Faire du noir lors de la vente d’immeuble (III)

Parfois l’intérêt de cacher une partie du prix permet de limiter la commission de l’agent immobilier. Mais les problèmes commencent si l’agent est au courant et réclame en justice sa commission sur le prix réel.

Les jugements et arrêts des Cours et tribunaux sont présentés à l’enregistrement pour assurer la perception du droit de condamnation de l’article 142 C. enreg.

Cela permet aussi à l’administration d’assurer la perception du droit de titre de l’article 146 du même Code. Cette disposition  prévoit que la décision de justice faisant titre d’une vente d’immeuble qui n’a pas subi l’impôt y afférent, donne lieu au droit de la vente, et éventuellement à l’amende.

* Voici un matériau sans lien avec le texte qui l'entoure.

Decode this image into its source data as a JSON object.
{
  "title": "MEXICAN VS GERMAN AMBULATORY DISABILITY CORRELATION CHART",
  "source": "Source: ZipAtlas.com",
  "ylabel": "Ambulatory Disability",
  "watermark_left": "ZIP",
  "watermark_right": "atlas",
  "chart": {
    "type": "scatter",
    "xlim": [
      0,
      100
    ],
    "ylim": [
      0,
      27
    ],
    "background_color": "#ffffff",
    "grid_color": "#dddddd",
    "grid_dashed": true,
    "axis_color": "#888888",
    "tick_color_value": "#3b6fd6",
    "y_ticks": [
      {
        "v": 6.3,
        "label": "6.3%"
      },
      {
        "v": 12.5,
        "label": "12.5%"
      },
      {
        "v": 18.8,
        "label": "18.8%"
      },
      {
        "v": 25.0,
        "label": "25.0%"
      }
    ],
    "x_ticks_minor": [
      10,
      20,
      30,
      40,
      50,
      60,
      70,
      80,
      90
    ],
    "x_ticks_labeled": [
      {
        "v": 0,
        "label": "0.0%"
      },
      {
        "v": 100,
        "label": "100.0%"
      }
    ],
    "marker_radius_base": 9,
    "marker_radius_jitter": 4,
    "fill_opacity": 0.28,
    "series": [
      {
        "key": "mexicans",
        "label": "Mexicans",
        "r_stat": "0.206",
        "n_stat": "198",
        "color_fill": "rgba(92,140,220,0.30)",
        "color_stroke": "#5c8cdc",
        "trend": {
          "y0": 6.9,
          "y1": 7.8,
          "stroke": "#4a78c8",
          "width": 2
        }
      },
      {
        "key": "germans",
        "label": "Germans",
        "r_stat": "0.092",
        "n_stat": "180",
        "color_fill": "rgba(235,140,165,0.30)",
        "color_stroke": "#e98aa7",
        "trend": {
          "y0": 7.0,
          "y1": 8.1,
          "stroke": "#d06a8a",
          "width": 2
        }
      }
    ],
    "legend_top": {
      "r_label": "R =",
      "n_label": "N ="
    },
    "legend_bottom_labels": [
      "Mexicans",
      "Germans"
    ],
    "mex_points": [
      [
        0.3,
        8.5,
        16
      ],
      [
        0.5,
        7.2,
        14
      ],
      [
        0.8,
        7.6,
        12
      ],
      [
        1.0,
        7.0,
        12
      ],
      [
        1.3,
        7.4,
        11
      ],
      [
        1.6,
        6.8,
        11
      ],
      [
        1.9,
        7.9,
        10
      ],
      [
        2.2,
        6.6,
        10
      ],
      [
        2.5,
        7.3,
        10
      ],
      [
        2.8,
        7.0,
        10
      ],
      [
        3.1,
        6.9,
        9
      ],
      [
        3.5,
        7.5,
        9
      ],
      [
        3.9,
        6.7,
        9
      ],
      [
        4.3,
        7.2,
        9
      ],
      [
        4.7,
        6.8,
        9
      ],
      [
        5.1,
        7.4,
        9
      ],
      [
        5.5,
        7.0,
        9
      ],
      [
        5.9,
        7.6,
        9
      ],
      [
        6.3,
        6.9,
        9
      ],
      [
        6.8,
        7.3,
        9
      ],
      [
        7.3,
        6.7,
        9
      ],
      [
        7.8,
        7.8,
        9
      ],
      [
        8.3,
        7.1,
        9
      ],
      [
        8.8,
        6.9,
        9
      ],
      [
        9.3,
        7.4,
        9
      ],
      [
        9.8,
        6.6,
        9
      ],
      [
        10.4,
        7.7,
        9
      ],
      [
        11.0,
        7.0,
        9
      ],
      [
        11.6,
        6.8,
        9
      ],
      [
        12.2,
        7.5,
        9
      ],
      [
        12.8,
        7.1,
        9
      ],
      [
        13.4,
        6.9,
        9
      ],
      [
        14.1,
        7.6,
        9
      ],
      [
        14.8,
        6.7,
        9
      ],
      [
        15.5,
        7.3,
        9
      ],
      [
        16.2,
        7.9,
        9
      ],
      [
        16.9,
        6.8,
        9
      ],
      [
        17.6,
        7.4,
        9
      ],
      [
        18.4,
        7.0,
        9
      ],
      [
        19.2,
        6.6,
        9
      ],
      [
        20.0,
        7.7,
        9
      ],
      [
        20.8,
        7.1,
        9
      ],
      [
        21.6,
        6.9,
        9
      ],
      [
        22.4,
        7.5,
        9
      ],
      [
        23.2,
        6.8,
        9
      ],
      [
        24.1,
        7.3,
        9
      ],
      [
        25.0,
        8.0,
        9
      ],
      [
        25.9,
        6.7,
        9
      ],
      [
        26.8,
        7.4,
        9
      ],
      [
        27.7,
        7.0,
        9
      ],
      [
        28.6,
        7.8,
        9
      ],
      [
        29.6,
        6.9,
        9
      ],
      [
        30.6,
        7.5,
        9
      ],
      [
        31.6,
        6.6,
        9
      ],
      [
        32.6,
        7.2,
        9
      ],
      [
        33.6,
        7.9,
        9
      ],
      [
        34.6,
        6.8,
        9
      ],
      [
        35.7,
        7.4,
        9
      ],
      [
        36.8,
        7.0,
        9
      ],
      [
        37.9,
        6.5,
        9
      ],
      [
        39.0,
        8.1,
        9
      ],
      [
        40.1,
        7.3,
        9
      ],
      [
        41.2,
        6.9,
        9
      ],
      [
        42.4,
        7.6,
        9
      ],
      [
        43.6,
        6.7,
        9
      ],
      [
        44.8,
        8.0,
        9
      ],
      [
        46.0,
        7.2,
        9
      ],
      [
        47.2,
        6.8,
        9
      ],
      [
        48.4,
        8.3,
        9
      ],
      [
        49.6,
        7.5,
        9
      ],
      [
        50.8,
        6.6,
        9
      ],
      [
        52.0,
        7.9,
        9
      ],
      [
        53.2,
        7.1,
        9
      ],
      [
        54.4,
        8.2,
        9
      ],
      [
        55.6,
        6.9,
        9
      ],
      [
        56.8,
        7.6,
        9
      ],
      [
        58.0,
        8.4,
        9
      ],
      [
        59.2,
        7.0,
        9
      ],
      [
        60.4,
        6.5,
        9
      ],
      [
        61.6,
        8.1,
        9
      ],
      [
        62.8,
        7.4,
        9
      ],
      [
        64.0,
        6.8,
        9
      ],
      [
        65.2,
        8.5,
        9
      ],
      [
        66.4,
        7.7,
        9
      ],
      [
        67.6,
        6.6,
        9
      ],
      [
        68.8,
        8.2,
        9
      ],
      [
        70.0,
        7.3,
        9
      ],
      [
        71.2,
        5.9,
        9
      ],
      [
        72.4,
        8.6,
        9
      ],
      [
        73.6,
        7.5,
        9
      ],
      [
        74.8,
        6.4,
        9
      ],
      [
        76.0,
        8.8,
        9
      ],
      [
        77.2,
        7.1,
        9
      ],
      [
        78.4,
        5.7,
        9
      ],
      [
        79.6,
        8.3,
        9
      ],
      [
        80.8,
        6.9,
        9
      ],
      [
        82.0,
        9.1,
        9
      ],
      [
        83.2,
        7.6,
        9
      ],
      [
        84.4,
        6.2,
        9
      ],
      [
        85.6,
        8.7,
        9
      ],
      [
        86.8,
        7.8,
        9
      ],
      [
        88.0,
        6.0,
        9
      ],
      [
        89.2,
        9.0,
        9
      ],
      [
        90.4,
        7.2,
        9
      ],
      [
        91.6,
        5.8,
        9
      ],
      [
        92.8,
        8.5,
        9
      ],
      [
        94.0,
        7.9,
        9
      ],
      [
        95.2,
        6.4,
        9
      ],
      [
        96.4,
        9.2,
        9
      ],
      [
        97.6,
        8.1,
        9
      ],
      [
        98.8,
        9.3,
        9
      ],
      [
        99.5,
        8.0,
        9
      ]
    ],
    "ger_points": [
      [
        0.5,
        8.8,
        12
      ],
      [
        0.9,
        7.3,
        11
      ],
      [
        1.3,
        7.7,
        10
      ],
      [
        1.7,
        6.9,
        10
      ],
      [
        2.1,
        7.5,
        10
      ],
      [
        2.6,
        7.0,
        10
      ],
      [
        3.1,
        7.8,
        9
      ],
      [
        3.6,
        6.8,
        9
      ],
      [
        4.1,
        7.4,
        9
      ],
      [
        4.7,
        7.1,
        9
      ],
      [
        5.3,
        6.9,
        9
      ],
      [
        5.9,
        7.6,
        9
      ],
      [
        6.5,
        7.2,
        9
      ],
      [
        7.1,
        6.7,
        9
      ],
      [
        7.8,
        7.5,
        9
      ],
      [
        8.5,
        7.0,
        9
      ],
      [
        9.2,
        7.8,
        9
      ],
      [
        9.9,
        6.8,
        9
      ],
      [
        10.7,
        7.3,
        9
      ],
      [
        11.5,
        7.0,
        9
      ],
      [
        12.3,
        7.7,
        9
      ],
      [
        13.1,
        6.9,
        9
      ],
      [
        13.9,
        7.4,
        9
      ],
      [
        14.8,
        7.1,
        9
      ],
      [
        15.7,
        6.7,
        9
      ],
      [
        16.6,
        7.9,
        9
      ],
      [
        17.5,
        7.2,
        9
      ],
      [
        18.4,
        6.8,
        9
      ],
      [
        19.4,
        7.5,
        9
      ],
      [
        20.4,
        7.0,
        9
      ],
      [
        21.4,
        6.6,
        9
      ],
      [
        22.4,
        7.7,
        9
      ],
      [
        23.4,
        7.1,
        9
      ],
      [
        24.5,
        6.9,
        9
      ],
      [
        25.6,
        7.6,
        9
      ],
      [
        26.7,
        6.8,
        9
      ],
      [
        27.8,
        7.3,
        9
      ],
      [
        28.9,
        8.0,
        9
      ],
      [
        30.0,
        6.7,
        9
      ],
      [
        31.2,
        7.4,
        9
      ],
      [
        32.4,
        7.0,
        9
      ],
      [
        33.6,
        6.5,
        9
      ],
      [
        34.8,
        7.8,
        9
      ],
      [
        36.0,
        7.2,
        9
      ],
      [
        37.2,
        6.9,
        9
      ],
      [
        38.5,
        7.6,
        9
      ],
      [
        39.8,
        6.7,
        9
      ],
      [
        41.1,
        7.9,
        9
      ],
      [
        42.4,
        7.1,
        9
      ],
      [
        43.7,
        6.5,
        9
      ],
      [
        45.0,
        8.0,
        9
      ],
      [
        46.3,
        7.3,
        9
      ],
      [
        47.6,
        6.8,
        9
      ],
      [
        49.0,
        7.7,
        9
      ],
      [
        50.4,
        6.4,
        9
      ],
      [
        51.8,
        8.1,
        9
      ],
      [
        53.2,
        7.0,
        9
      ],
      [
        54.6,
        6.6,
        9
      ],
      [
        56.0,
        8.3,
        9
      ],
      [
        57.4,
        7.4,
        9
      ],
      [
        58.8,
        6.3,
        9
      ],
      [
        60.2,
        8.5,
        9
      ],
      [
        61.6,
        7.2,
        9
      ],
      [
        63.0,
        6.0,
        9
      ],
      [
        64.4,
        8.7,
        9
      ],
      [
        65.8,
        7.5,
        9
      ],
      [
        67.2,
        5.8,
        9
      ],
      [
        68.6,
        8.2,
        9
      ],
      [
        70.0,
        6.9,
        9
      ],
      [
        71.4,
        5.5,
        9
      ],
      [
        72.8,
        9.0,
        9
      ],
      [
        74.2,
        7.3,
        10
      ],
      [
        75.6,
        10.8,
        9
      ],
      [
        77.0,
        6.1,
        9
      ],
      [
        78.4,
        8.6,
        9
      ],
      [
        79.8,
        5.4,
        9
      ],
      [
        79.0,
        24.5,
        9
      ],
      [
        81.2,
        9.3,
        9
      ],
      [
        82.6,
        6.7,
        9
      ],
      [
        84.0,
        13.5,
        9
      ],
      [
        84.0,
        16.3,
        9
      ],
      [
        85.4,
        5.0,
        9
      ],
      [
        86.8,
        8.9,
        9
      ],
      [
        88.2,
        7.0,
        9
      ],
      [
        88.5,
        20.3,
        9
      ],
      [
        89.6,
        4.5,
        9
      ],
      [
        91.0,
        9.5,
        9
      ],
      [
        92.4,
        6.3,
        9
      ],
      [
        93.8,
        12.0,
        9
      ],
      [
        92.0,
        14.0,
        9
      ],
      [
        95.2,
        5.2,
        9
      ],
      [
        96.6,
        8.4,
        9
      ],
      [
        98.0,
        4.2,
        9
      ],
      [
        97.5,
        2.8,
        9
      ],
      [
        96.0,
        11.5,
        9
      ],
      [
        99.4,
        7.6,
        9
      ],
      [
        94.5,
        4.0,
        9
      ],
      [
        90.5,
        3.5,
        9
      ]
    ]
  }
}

La citation à comparaître en justice est aussi enregistrée, mais en débet (par inscription en compte par l’huissier).

Si la convention a été enregistrée sur une base insuffisante, et que l’administration s’en convainc, elle mettra en œuvre les dispositions en matière de dissimulation. Les droits seront réclamés sur le prix réel ; la prescription est de 15 ans à dater du jour où l’action est née.

L’article 203 C. enreg. prévoit qu’en cas de dissimulation du prix, il est dû individuellement par chacune des parties une amende égale au droit éludé. Ce droit est dû indivisiblement par toutes les parties. Ce n’est pas une surprise car le notaire est tenu de rappeler cela aux parties lors de la lecture de l’acte.

Il est vrai que le montant des amendes fiscales proportionnelles et des accroissements est fixé selon une échelle dont les graduations sont déterminées par arrêté royal mais, précise l’article 219, ce n’est pas applicable aux amendes prévues par les articles 203, alinéa 1er, et 204 C. enreg., sauf si le redevable régularise spontanément avant les poursuites.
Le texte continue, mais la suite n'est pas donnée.